Astronomers confirm first planet orbiting two stars, Sep 19, 2011

Astronomers confirm first planet orbiting two stars
by Tim Stephens
Santa Cruz CA (SPX) Sep 19, 2011


The discovery confirms the newest member of the Kepler planet family, Kepler-16b, which is an inhospitable, cold world about the size of Saturn, and thought to be made up of about half rock and half gas. "The planet seems to be a denser version of Saturn," said Fortney, who used the mass and radius of the planet to calculate models of its interior structure.

A world with multiple suns is a common trope in science fiction, as in the iconic double sunset in Star Wars. Scientific reality has now caught up, with a report from NASA's Kepler mission of the first unambiguous detection of a planet orbiting two stars.
Unlike the fictional planet Tatooine in Star Wars, the newly discovered planet is cold and gaseous and not thought to harbor life. But its discovery demonstrates the diversity of planets in our galaxy.

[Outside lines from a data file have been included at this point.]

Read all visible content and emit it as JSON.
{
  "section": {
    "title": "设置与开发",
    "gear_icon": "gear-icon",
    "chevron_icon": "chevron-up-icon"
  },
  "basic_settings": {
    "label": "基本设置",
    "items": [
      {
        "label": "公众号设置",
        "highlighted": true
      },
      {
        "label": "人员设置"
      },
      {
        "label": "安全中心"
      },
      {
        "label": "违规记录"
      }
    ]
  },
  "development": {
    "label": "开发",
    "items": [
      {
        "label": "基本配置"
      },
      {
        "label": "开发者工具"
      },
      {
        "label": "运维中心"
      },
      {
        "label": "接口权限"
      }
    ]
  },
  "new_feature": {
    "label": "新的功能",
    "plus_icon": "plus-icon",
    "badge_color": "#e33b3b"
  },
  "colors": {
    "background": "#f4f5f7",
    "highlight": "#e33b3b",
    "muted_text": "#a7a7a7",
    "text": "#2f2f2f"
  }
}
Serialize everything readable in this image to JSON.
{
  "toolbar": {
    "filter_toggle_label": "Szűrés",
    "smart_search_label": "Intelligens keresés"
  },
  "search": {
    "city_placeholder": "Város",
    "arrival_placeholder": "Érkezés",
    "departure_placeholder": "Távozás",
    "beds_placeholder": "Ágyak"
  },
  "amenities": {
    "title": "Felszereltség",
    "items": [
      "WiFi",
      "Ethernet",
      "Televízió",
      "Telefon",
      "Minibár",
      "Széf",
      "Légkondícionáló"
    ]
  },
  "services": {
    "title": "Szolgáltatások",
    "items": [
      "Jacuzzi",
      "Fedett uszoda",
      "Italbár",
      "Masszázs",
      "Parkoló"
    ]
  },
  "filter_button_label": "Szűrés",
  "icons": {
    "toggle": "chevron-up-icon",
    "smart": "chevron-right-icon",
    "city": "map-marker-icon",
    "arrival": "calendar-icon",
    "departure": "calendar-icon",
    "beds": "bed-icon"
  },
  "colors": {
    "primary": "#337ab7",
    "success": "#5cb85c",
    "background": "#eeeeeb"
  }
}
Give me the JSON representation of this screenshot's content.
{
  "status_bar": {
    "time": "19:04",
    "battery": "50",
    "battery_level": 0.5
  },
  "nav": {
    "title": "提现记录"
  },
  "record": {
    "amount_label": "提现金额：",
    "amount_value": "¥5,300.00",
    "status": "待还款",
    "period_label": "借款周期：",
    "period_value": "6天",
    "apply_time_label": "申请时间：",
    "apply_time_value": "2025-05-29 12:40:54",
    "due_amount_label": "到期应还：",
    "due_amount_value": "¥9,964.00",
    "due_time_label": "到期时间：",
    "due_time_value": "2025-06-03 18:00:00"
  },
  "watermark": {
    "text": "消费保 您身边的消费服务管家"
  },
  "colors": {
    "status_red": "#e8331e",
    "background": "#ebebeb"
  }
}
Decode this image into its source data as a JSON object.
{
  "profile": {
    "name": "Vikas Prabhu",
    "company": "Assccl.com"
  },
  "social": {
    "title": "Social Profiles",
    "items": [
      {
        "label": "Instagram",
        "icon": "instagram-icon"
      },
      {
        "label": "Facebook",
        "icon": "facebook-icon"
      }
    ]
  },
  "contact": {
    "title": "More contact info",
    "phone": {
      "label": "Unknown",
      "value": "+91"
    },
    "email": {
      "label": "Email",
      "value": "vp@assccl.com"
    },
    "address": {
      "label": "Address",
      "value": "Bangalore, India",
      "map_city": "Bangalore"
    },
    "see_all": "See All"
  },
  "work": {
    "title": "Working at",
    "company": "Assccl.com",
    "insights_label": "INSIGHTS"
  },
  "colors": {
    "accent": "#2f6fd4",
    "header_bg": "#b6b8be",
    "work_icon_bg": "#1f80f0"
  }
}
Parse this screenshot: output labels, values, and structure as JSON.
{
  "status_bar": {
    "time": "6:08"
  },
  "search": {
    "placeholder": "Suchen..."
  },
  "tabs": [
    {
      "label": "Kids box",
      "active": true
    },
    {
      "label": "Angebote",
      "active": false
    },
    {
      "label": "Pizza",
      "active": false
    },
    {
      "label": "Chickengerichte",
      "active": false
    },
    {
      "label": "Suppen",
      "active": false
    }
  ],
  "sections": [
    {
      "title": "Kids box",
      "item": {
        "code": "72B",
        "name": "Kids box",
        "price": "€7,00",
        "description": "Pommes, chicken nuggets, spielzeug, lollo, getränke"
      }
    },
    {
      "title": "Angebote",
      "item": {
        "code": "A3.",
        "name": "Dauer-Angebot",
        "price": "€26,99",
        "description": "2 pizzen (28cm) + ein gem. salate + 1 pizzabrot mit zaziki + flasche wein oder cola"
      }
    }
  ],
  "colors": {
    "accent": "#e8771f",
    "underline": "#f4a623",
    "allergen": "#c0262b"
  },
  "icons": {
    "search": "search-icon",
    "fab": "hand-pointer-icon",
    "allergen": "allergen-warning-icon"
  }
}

The findings are described in a new study published in the September 16 issue of Science.
UC Santa Cruz astronomers Jonathan Fortney and Daniel Fabrycky both contributed to the study. "Kepler is finding all kinds of new planets that we could only imagine before," said Fortney, an associate professor of astronomy and astrophysics at UCSC. "While we know of many planets that orbit one star in a binary system of two widely separated stars, this is a system where the planet formed around and orbits both stars."
Previous studies have found hints of planets orbiting binary stars, but clear confirmation has been elusive. The Kepler space telescope detects planets through what is known as a planetary transit, in which the brightness of a star dims as a result of a planet crossing in front of it. Scientists detected the new planet in the Kepler-16 system: a pair of orbiting stars that eclipse each other from our point of view on Earth.